Die Prunksäle der Wiener Hofburg boten den idealen Rahmen für das Thema „Ästhetik in der Implantologie“. Über 1 500 Teilnehmer besuchten am ersten Adventswochenende die vierte internationale Gemeinschaftstagung der ÖGI, SGI und DGI. Das Erreichen und Erhalten ästhetisch optimaler Resultate ist für Wissenschaftler und Praktiker in der Implantologie mittlerweile „Thema Nummer eins“. „Die Osseointegration von Titanimplantaten können wir als wissenschaftliches Faktum betrachten“, so DGI Präsident Prof. Dr. Günter Dhom. Prof. Dr. Manfred Wichmann wurde noch konkreter: „Die alleinige Tatsache eines im Knochen eingeheilten Implantates macht noch niemanden glücklich. Das perfekte ästhetische Ergebnis ist dagegen für die meisten Patienten primäres Erfolgskriterium einer Implantatbehandlung.“

Kulturgeschichtlich war die Zahnästhetik eher von nachrangiger Bedeutung. Von der Antike bis in das Mittelalter galt es sogar als unschicklich, Zähne zu zeigen. Dagegen dominiert die Darstellung eines „Full Smile“ zuletzt die Darstellung des Gesichts in Werbung und bildender Kunst derart, dass neueste Trends, die Prof. Dr. Martin Karrer als „Krise des Lächelns“ bezeichnet, zu einer Abbildung des geschlossenen Mundes als ästhetischem Ideal zurückkehren. „Die Symmetrie als Konstante ästhetischer Ideale ist dagegen damals wie heute aktuell.

Eine natürliche Ästhetik von Nanostrukturen als Resultat evolutionärer Optimierungsprozesse bei der Verwirklichung spezieller Funktionen veranschaulichte Prof.
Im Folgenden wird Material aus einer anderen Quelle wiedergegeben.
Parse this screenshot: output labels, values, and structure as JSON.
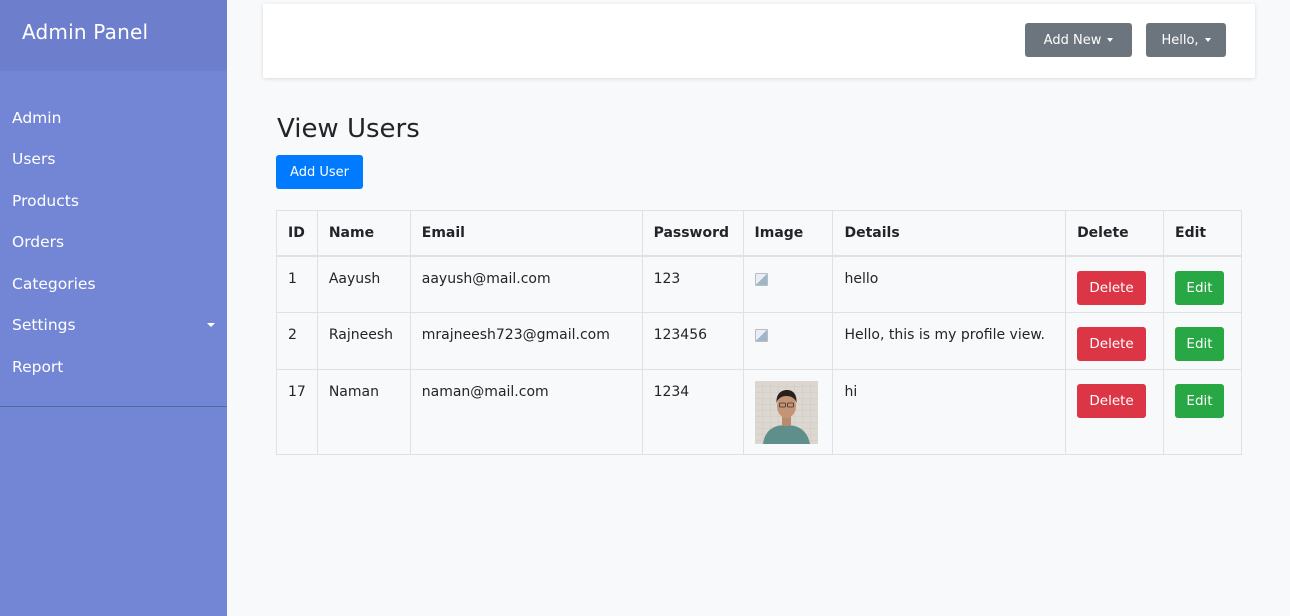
{
  "sidebar": {
    "title": "Admin Panel",
    "items": [
      {
        "label": "Admin"
      },
      {
        "label": "Users"
      },
      {
        "label": "Products"
      },
      {
        "label": "Orders"
      },
      {
        "label": "Categories"
      },
      {
        "label": "Settings",
        "has_dropdown": true
      },
      {
        "label": "Report"
      }
    ]
  },
  "topbar": {
    "add_new_label": "Add New",
    "hello_label": "Hello,"
  },
  "main": {
    "title": "View Users",
    "add_user_label": "Add User",
    "table": {
      "headers": [
        "ID",
        "Name",
        "Email",
        "Password",
        "Image",
        "Details",
        "Delete",
        "Edit"
      ],
      "rows": [
        {
          "id": "1",
          "name": "Aayush",
          "email": "aayush@mail.com",
          "password": "123",
          "image": "broken",
          "details": "hello",
          "delete": "Delete",
          "edit": "Edit"
        },
        {
          "id": "2",
          "name": "Rajneesh",
          "email": "mrajneesh723@gmail.com",
          "password": "123456",
          "image": "broken",
          "details": "Hello, this is my profile view.",
          "delete": "Delete",
          "edit": "Edit"
        },
        {
          "id": "17",
          "name": "Naman",
          "email": "naman@mail.com",
          "password": "1234",
          "image": "photo",
          "details": "hi",
          "delete": "Delete",
          "edit": "Edit"
        }
      ]
    }
  },
  "colors": {
    "sidebar_bg": "#7386d5",
    "sidebar_header_bg": "#6d7fcc",
    "primary": "#007bff",
    "danger": "#dc3545",
    "success": "#28a745",
    "secondary": "#6c757d"
  }
}
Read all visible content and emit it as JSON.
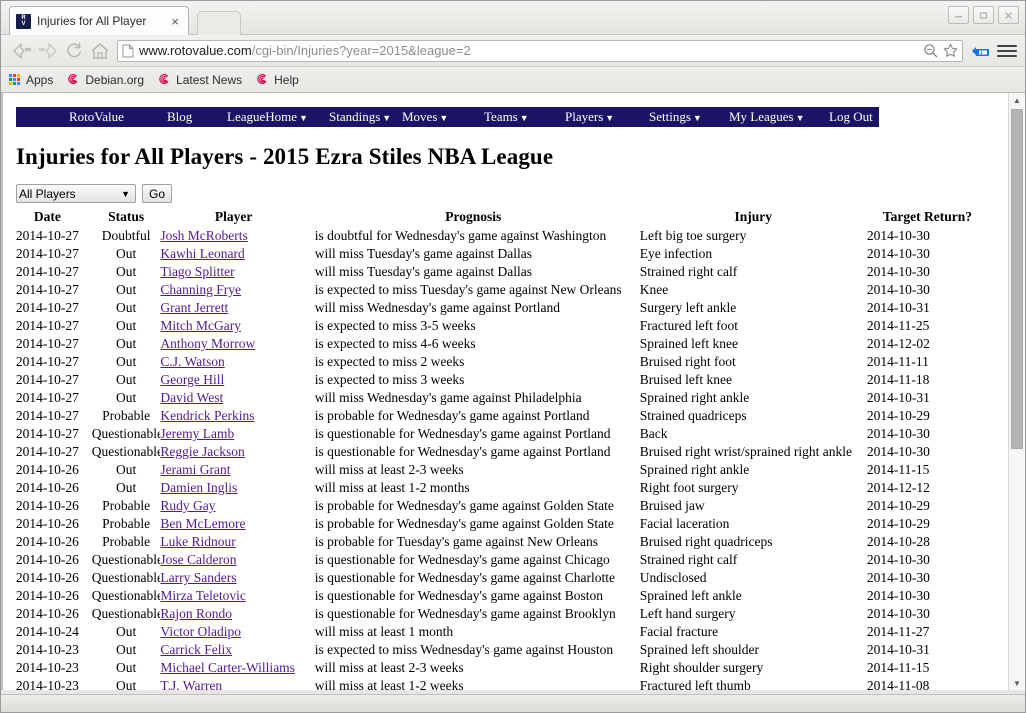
{
  "browser": {
    "tab": {
      "title": "Injuries for All Player",
      "favicon_text_top": "R",
      "favicon_text_bottom": "V",
      "close_label": "×"
    },
    "window_controls": {
      "minimize": "—",
      "maximize": "❐",
      "close": "✕"
    },
    "toolbar": {
      "back_icon": "back-arrow-icon",
      "forward_icon": "forward-arrow-icon",
      "reload_icon": "reload-icon",
      "home_icon": "home-icon",
      "url_host": "www.rotovalue.com",
      "url_path": "/cgi-bin/Injuries?year=2015&league=2",
      "search_icon": "search-icon",
      "bookmark_icon": "star-icon",
      "extension_icon": "extension-icon",
      "menu_icon": "hamburger-menu-icon"
    },
    "bookmarks": [
      {
        "label": "Apps",
        "icon": "apps-grid-icon"
      },
      {
        "label": "Debian.org",
        "icon": "debian-swirl-icon"
      },
      {
        "label": "Latest News",
        "icon": "debian-swirl-icon"
      },
      {
        "label": "Help",
        "icon": "debian-swirl-icon"
      }
    ]
  },
  "site": {
    "nav": [
      {
        "label": "RotoValue",
        "caret": ""
      },
      {
        "label": "Blog",
        "caret": ""
      },
      {
        "label": "LeagueHome",
        "caret": "▼"
      },
      {
        "label": "Standings",
        "caret": "▼"
      },
      {
        "label": "Moves",
        "caret": "▼"
      },
      {
        "label": "Teams",
        "caret": "▼"
      },
      {
        "label": "Players",
        "caret": "▼"
      },
      {
        "label": "Settings",
        "caret": "▼"
      },
      {
        "label": "My Leagues",
        "caret": "▼"
      },
      {
        "label": "Log Out",
        "caret": ""
      }
    ],
    "nav_background": "#1b1464",
    "page_title": "Injuries for All Players - 2015 Ezra Stiles NBA League",
    "filter": {
      "select_value": "All Players",
      "select_caret": "▼",
      "go_label": "Go"
    },
    "table": {
      "headers": [
        "Date",
        "Status",
        "Player",
        "Prognosis",
        "Injury",
        "Target Return?"
      ],
      "link_color": "#551a8b",
      "rows": [
        [
          "2014-10-27",
          "Doubtful",
          "Josh McRoberts",
          "is doubtful for Wednesday's game against Washington",
          "Left big toe surgery",
          "2014-10-30"
        ],
        [
          "2014-10-27",
          "Out",
          "Kawhi Leonard",
          "will miss Tuesday's game against Dallas",
          "Eye infection",
          "2014-10-30"
        ],
        [
          "2014-10-27",
          "Out",
          "Tiago Splitter",
          "will miss Tuesday's game against Dallas",
          "Strained right calf",
          "2014-10-30"
        ],
        [
          "2014-10-27",
          "Out",
          "Channing Frye",
          "is expected to miss Tuesday's game against New Orleans",
          "Knee",
          "2014-10-30"
        ],
        [
          "2014-10-27",
          "Out",
          "Grant Jerrett",
          "will miss Wednesday's game against Portland",
          "Surgery left ankle",
          "2014-10-31"
        ],
        [
          "2014-10-27",
          "Out",
          "Mitch McGary",
          "is expected to miss 3-5 weeks",
          "Fractured left foot",
          "2014-11-25"
        ],
        [
          "2014-10-27",
          "Out",
          "Anthony Morrow",
          "is expected to miss 4-6 weeks",
          "Sprained left knee",
          "2014-12-02"
        ],
        [
          "2014-10-27",
          "Out",
          "C.J. Watson",
          "is expected to miss 2 weeks",
          "Bruised right foot",
          "2014-11-11"
        ],
        [
          "2014-10-27",
          "Out",
          "George Hill",
          "is expected to miss 3 weeks",
          "Bruised left knee",
          "2014-11-18"
        ],
        [
          "2014-10-27",
          "Out",
          "David West",
          "will miss Wednesday's game against Philadelphia",
          "Sprained right ankle",
          "2014-10-31"
        ],
        [
          "2014-10-27",
          "Probable",
          "Kendrick Perkins",
          "is probable for Wednesday's game against Portland",
          "Strained quadriceps",
          "2014-10-29"
        ],
        [
          "2014-10-27",
          "Questionable",
          "Jeremy Lamb",
          "is questionable for Wednesday's game against Portland",
          "Back",
          "2014-10-30"
        ],
        [
          "2014-10-27",
          "Questionable",
          "Reggie Jackson",
          "is questionable for Wednesday's game against Portland",
          "Bruised right wrist/sprained right ankle",
          "2014-10-30"
        ],
        [
          "2014-10-26",
          "Out",
          "Jerami Grant",
          "will miss at least 2-3 weeks",
          "Sprained right ankle",
          "2014-11-15"
        ],
        [
          "2014-10-26",
          "Out",
          "Damien Inglis",
          "will miss at least 1-2 months",
          "Right foot surgery",
          "2014-12-12"
        ],
        [
          "2014-10-26",
          "Probable",
          "Rudy Gay",
          "is probable for Wednesday's game against Golden State",
          "Bruised jaw",
          "2014-10-29"
        ],
        [
          "2014-10-26",
          "Probable",
          "Ben McLemore",
          "is probable for Wednesday's game against Golden State",
          "Facial laceration",
          "2014-10-29"
        ],
        [
          "2014-10-26",
          "Probable",
          "Luke Ridnour",
          "is probable for Tuesday's game against New Orleans",
          "Bruised right quadriceps",
          "2014-10-28"
        ],
        [
          "2014-10-26",
          "Questionable",
          "Jose Calderon",
          "is questionable for Wednesday's game against Chicago",
          "Strained right calf",
          "2014-10-30"
        ],
        [
          "2014-10-26",
          "Questionable",
          "Larry Sanders",
          "is questionable for Wednesday's game against Charlotte",
          "Undisclosed",
          "2014-10-30"
        ],
        [
          "2014-10-26",
          "Questionable",
          "Mirza Teletovic",
          "is questionable for Wednesday's game against Boston",
          "Sprained left ankle",
          "2014-10-30"
        ],
        [
          "2014-10-26",
          "Questionable",
          "Rajon Rondo",
          "is questionable for Wednesday's game against Brooklyn",
          "Left hand surgery",
          "2014-10-30"
        ],
        [
          "2014-10-24",
          "Out",
          "Victor Oladipo",
          "will miss at least 1 month",
          "Facial fracture",
          "2014-11-27"
        ],
        [
          "2014-10-23",
          "Out",
          "Carrick Felix",
          "is expected to miss Wednesday's game against Houston",
          "Sprained left shoulder",
          "2014-10-31"
        ],
        [
          "2014-10-23",
          "Out",
          "Michael Carter-Williams",
          "will miss at least 2-3 weeks",
          "Right shoulder surgery",
          "2014-11-15"
        ],
        [
          "2014-10-23",
          "Out",
          "T.J. Warren",
          "will miss at least 1-2 weeks",
          "Fractured left thumb",
          "2014-11-08"
        ]
      ]
    }
  },
  "scrollbar": {
    "up_arrow": "▲",
    "down_arrow": "▼"
  }
}
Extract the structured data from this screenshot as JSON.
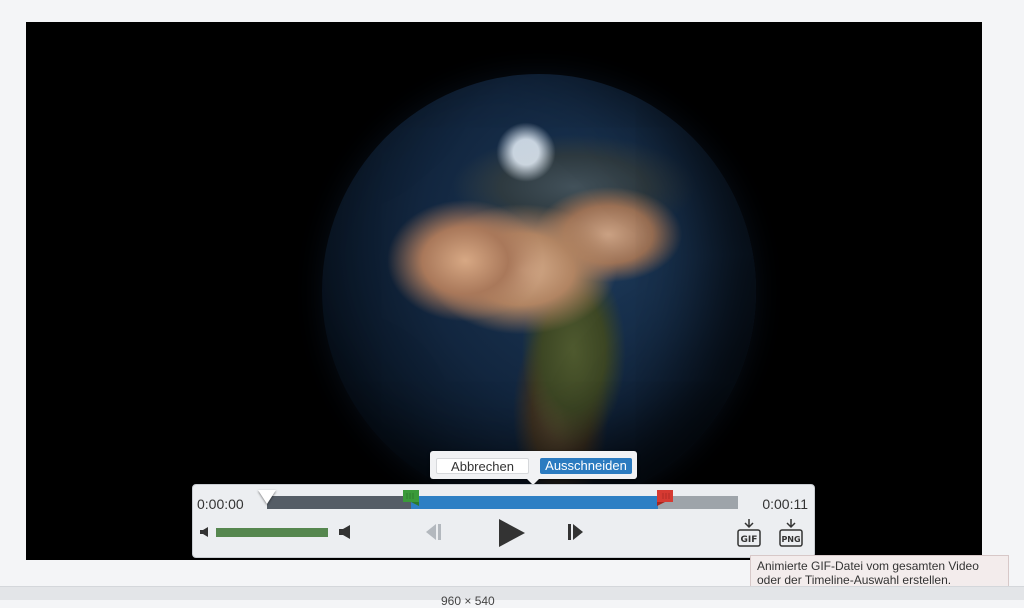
{
  "player": {
    "time_start": "0:00:00",
    "time_end": "0:00:11",
    "playhead_fraction": 0.0,
    "selection_start_fraction": 0.305,
    "selection_end_fraction": 0.83,
    "volume_fraction": 1.0
  },
  "trim_popup": {
    "cancel_label": "Abbrechen",
    "cut_label": "Ausschneiden"
  },
  "export": {
    "gif_label": "GIF",
    "png_label": "PNG"
  },
  "tooltip": {
    "text": "Animierte GIF-Datei vom gesamten Video oder der Timeline-Auswahl erstellen."
  },
  "statusbar": {
    "resolution": "960 × 540"
  },
  "colors": {
    "accent": "#2b7bc0",
    "selection": "#2d7fc4",
    "volume": "#56874f",
    "start_marker": "#3a9a3a",
    "end_marker": "#d63a32"
  },
  "icons": [
    "volume-low-icon",
    "volume-high-icon",
    "step-back-icon",
    "play-icon",
    "step-forward-icon",
    "export-gif-icon",
    "export-png-icon",
    "trim-start-marker-icon",
    "trim-end-marker-icon"
  ]
}
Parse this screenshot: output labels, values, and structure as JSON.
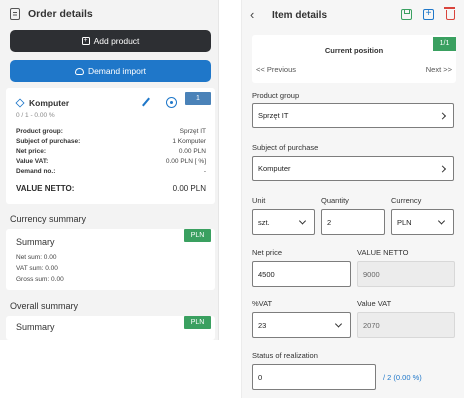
{
  "left": {
    "title": "Order details",
    "add_product": "Add product",
    "demand_import": "Demand import",
    "product": {
      "name": "Komputer",
      "subline": "0 / 1 - 0.00 %",
      "qty_badge": "1",
      "rows": [
        {
          "key": "Product group:",
          "value": "Sprzęt IT"
        },
        {
          "key": "Subject of purchase:",
          "value": "1 Komputer"
        },
        {
          "key": "Net price:",
          "value": "0.00 PLN"
        },
        {
          "key": "Value VAT:",
          "value": "0.00 PLN [ %]"
        },
        {
          "key": "Demand no.:",
          "value": "-"
        }
      ],
      "total_label": "VALUE NETTO:",
      "total_value": "0.00 PLN"
    },
    "currency_summary": {
      "section_title": "Currency summary",
      "card_title": "Summary",
      "badge": "PLN",
      "net_sum": "Net sum: 0.00",
      "vat_sum": "VAT sum: 0.00",
      "gross_sum": "Gross sum: 0.00"
    },
    "overall_summary": {
      "section_title": "Overall summary",
      "card_title": "Summary",
      "badge": "PLN"
    }
  },
  "right": {
    "title": "Item details",
    "position": {
      "title": "Current position",
      "badge": "1/1",
      "previous": "<< Previous",
      "next": "Next >>"
    },
    "product_group": {
      "label": "Product group",
      "value": "Sprzęt IT"
    },
    "subject": {
      "label": "Subject of purchase",
      "value": "Komputer"
    },
    "unit": {
      "label": "Unit",
      "value": "szt."
    },
    "quantity": {
      "label": "Quantity",
      "value": "2"
    },
    "currency": {
      "label": "Currency",
      "value": "PLN"
    },
    "net_price": {
      "label": "Net price",
      "value": "4500"
    },
    "value_netto": {
      "label": "VALUE NETTO",
      "value": "9000"
    },
    "vat_percent": {
      "label": "%VAT",
      "value": "23"
    },
    "value_vat": {
      "label": "Value VAT",
      "value": "2070"
    },
    "status": {
      "label": "Status of realization",
      "value": "0",
      "extra": "/ 2 (0.00 %)"
    }
  },
  "colors": {
    "dark_button": "#2d2f33",
    "blue": "#1f77c9",
    "green": "#3aa060",
    "red": "#d9443c"
  },
  "icons": [
    "document-icon",
    "plus-box-icon",
    "cloud-icon",
    "cube-icon",
    "pencil-icon",
    "gear-icon",
    "back-arrow-icon",
    "save-icon",
    "add-box-icon",
    "trash-icon",
    "chevron-right-icon",
    "chevron-down-icon"
  ]
}
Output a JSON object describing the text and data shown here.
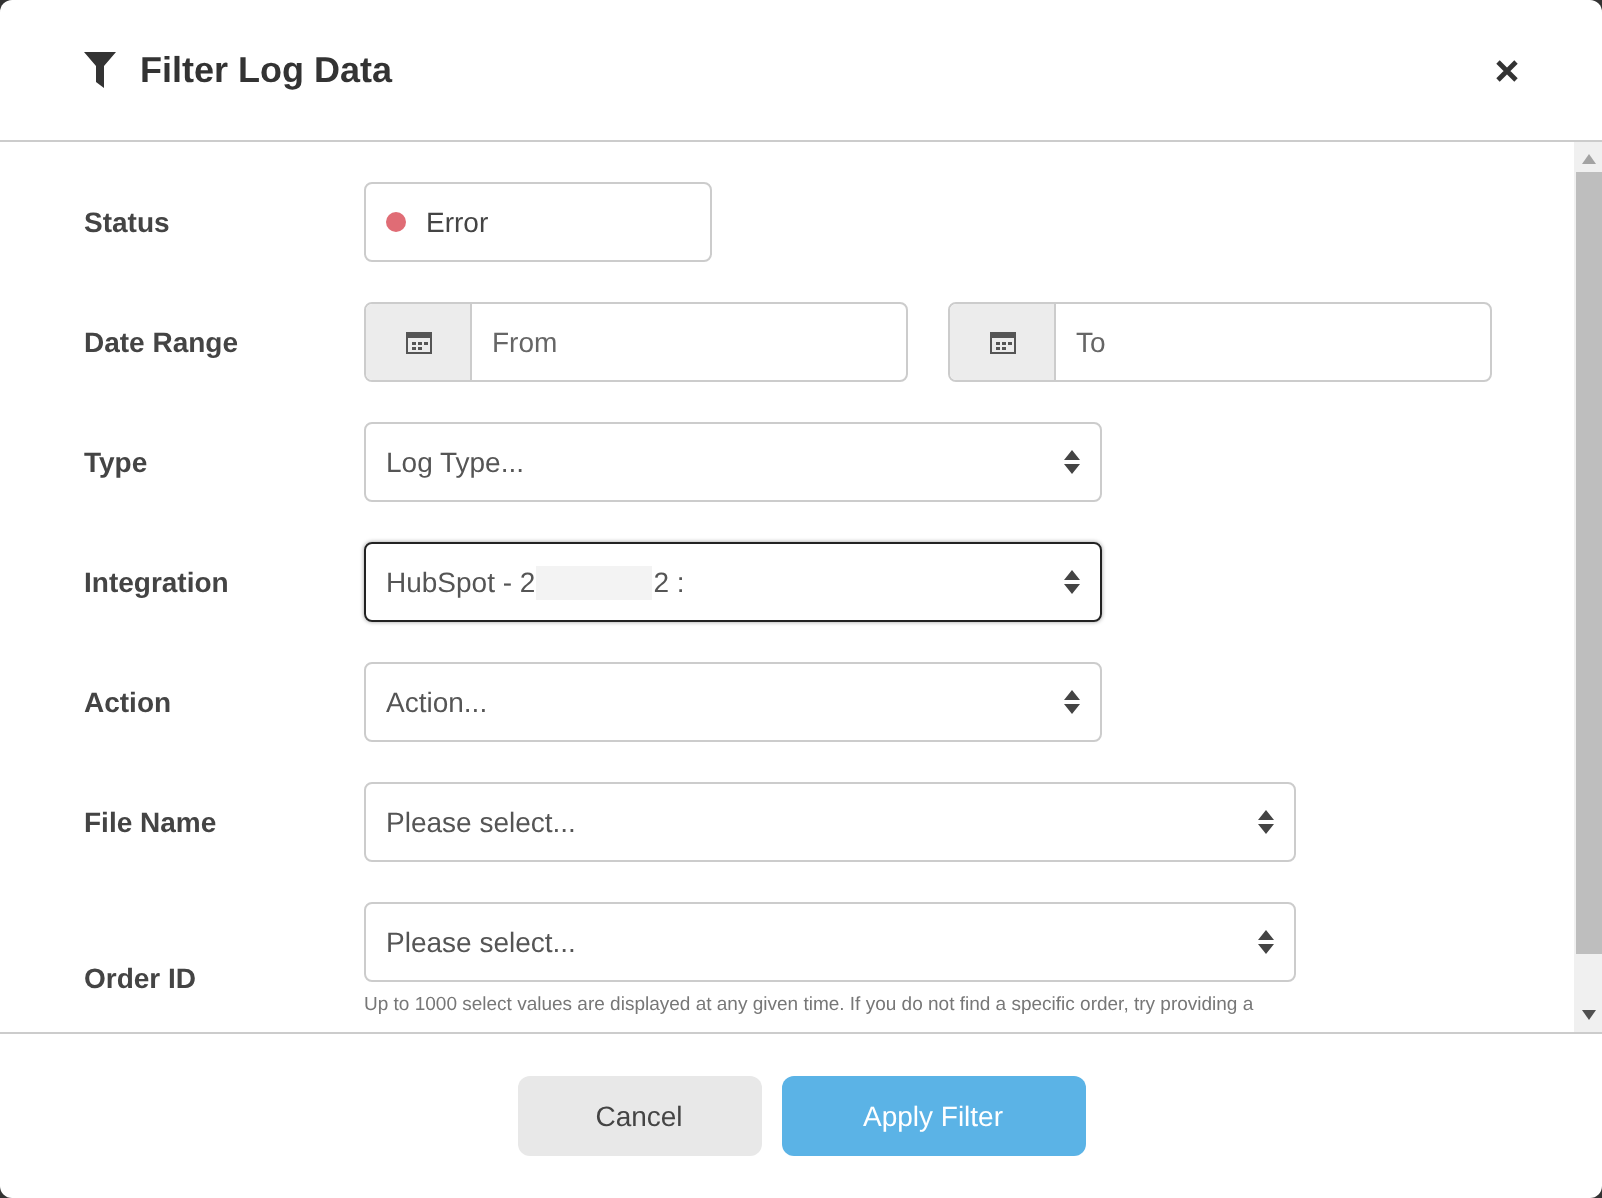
{
  "dialog": {
    "title": "Filter Log Data"
  },
  "fields": [
    {
      "kind": "status",
      "label": "Status",
      "value": "Error",
      "color": "#e06c75"
    },
    {
      "kind": "daterange",
      "label": "Date Range",
      "from_placeholder": "From",
      "to_placeholder": "To"
    },
    {
      "kind": "select",
      "label": "Type",
      "placeholder": "Log Type...",
      "focused": false,
      "wide": false
    },
    {
      "kind": "select",
      "label": "Integration",
      "value": "HubSpot - 2",
      "redacted": true,
      "value_suffix": "2 :",
      "focused": true,
      "wide": false
    },
    {
      "kind": "select",
      "label": "Action",
      "placeholder": "Action...",
      "focused": false,
      "wide": false
    },
    {
      "kind": "select",
      "label": "File Name",
      "placeholder": "Please select...",
      "focused": false,
      "wide": true
    },
    {
      "kind": "select",
      "label": "Order ID",
      "placeholder": "Please select...",
      "focused": false,
      "wide": true,
      "help": "Up to 1000 select values are displayed at any given time. If you do not find a specific order, try providing a"
    }
  ],
  "buttons": [
    {
      "label": "Cancel",
      "kind": "secondary"
    },
    {
      "label": "Apply Filter",
      "kind": "primary"
    }
  ]
}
Dr. Alfred Vendl mit Ausschnitten aus seiner preisgekrönten Dokumentation „Bionik – Das Genie der Natur“. So erzeugt das Lotusblatt durch Mikro-Strukturierung und eingelagerte Wachse eine für Wasser unbenetzbare Oberfläche. Tropische Regengüsse perlen ab und reinigen dabei die Blattoberfläche durch Mitnahme von Schmutzpartikeln.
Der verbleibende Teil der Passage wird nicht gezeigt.